La WNBA a également connu un essor grâce au passage des stars du basket universitaire au professionnalisme. Caitlin Clark, Angel Reese et Paige Bueckers, popularisées à une époque où la NCAA autorise les joueuses à monétiser leur image, sont devenues des noms familiers. "D’un point de vue financier, c’est plus logique maintenant que ces équipes bénéficient de davantage de revenus grâce aux joueurs recrutés », a déclaré Rishe. Il établit un parallèle avec les années 1980, lorsque la NBA, alors en difficulté, a connu un essor fulgurant grâce à des stars comme Magic Johnson, Larry Bird et Michael Jordan.

Jusqu'à présent, le Tempo a affiché complet pour tous ses matchs à domicile au Coca-Cola Coliseum, qui compte 8 210 places.

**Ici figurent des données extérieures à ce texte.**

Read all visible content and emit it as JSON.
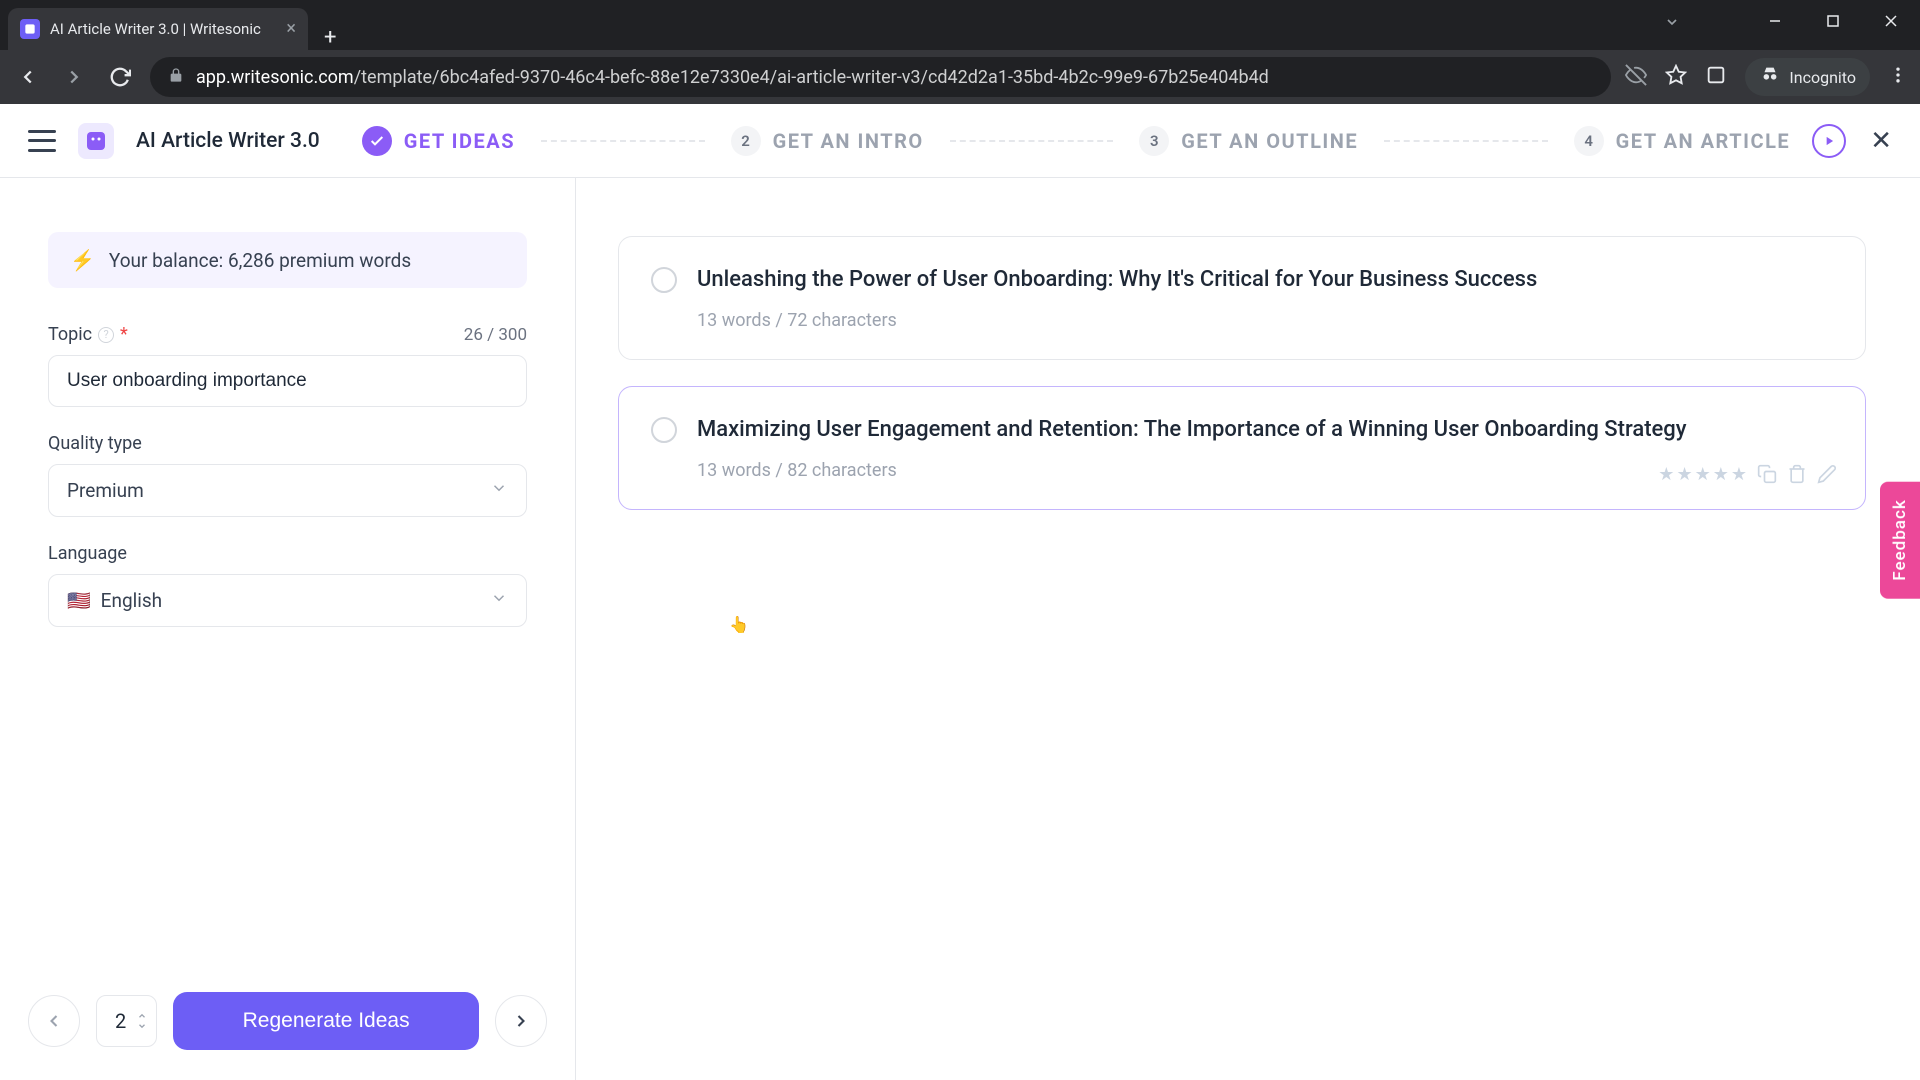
{
  "browser": {
    "tab_title": "AI Article Writer 3.0 | Writesonic",
    "url_domain": "app.writesonic.com",
    "url_path": "/template/6bc4afed-9370-46c4-befc-88e12e7330e4/ai-article-writer-v3/cd42d2a1-35bd-4b2c-99e9-67b25e404b4d",
    "incognito_label": "Incognito"
  },
  "header": {
    "app_title": "AI Article Writer 3.0",
    "steps": {
      "s1": "GET IDEAS",
      "s2": "GET AN INTRO",
      "s2_num": "2",
      "s3": "GET AN OUTLINE",
      "s3_num": "3",
      "s4": "GET AN ARTICLE",
      "s4_num": "4"
    }
  },
  "sidebar": {
    "balance_text": "Your balance: 6,286 premium words",
    "topic_label": "Topic",
    "topic_count": "26 / 300",
    "topic_value": "User onboarding importance",
    "quality_label": "Quality type",
    "quality_value": "Premium",
    "language_label": "Language",
    "language_value": "English",
    "footer": {
      "count": "2",
      "regen_label": "Regenerate Ideas"
    }
  },
  "ideas": [
    {
      "title": "Unleashing the Power of User Onboarding: Why It's Critical for Your Business Success",
      "meta": "13 words / 72 characters"
    },
    {
      "title": "Maximizing User Engagement and Retention: The Importance of a Winning User Onboarding Strategy",
      "meta": "13 words / 82 characters"
    }
  ],
  "feedback_label": "Feedback"
}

Soixante-cinq pour cent de ces ventes ont été réalisées auprès d'abonnés. La présidente de Tempo, Teresa Resch, a déclaré que l'équipe suivait de près la notoriété de la marque, l'engagement sur les réseaux sociaux et le nombre de visiteurs uniques afin d'évaluer le succès de sa première saison. Mme Resch a longtemps travaillé pour les Raptors. "Le Tempo a l’occasion de s’affirmer comme l’équipe du Canada", a déclaré Resch. "C’est vraiment unique pour nous et aucune autre équipe n’a cette chance."

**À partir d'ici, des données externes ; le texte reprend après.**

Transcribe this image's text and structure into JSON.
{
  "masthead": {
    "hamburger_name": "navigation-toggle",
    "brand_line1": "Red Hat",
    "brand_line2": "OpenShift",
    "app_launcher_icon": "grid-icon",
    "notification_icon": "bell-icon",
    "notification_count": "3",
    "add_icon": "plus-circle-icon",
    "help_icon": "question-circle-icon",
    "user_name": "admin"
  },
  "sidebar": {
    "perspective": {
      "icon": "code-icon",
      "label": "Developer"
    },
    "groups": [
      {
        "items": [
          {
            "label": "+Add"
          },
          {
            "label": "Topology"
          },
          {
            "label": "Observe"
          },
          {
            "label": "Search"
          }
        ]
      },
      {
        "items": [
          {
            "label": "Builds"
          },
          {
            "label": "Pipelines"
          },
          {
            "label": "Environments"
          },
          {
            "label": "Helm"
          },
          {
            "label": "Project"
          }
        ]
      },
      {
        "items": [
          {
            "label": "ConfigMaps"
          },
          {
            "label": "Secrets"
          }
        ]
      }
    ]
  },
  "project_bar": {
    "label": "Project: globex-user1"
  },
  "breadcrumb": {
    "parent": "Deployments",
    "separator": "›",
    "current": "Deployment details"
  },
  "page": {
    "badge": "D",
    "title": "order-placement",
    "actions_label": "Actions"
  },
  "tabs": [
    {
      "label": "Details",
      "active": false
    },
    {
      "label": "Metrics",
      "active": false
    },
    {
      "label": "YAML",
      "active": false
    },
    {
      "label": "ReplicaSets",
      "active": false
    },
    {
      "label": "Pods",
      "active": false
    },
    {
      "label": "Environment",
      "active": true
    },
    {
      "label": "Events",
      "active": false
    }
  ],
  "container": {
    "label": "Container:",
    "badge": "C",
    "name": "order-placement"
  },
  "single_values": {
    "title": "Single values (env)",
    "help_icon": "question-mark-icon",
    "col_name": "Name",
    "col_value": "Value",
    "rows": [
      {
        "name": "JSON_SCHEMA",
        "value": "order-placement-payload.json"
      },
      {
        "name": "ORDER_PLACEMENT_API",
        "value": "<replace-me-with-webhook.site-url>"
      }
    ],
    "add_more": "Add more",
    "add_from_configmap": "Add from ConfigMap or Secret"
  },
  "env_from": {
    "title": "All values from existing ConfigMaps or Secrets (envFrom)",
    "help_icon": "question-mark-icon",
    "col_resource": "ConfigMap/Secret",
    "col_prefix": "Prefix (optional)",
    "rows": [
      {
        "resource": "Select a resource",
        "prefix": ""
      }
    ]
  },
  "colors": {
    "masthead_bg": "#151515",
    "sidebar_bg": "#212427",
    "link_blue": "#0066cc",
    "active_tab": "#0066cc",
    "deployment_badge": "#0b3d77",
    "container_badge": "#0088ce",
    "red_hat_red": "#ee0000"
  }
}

C'est une stratégie bien connue dans le sport canadien, et un élément clé de la vision de Tanenbaum lorsqu'il a racheté le Tempo. Les Raptors et les Blue Jays de Toronto ont depuis longtemps étendu leur marketing au-delà de Toronto, tirant parti de leur statut d'uniques équipes canadiennes de la NBA et de la Ligue majeure de baseball pour attirer des partisans à l'échelle nationale et susciter l'intérêt des commanditaires. Le Tempo disputera deux matchs à Vancouver en août.

Selon le Toronto Star, Tanenbaum a cherché à obtenir la franchise de Toronto après que MLSE ait refusé d'amener la WNBA au Canada. "C’est en bâtissant des organisations sportives féminines de calibre mondial qu’on crée quelque chose de durable", a déclaré Tanenbaum.  "Je suis fier de continuer à y investir." L'affluence record à Montréal a donné un premier aperçu de l'engouement national que Tanenbaum avait imaginé. L'attaquante du Tempo, Isabelle Harrison, 32 ans, l'a ressenti sur le terrain. "Nous y travaillons depuis des années, alors le fait de vivre concrètement ces discussions, ces décisions d'affaires – d'être ici, maintenant – c'est plus grand que nous", a-t-elle déclaré. "J'espère que le Canada est fier de nous."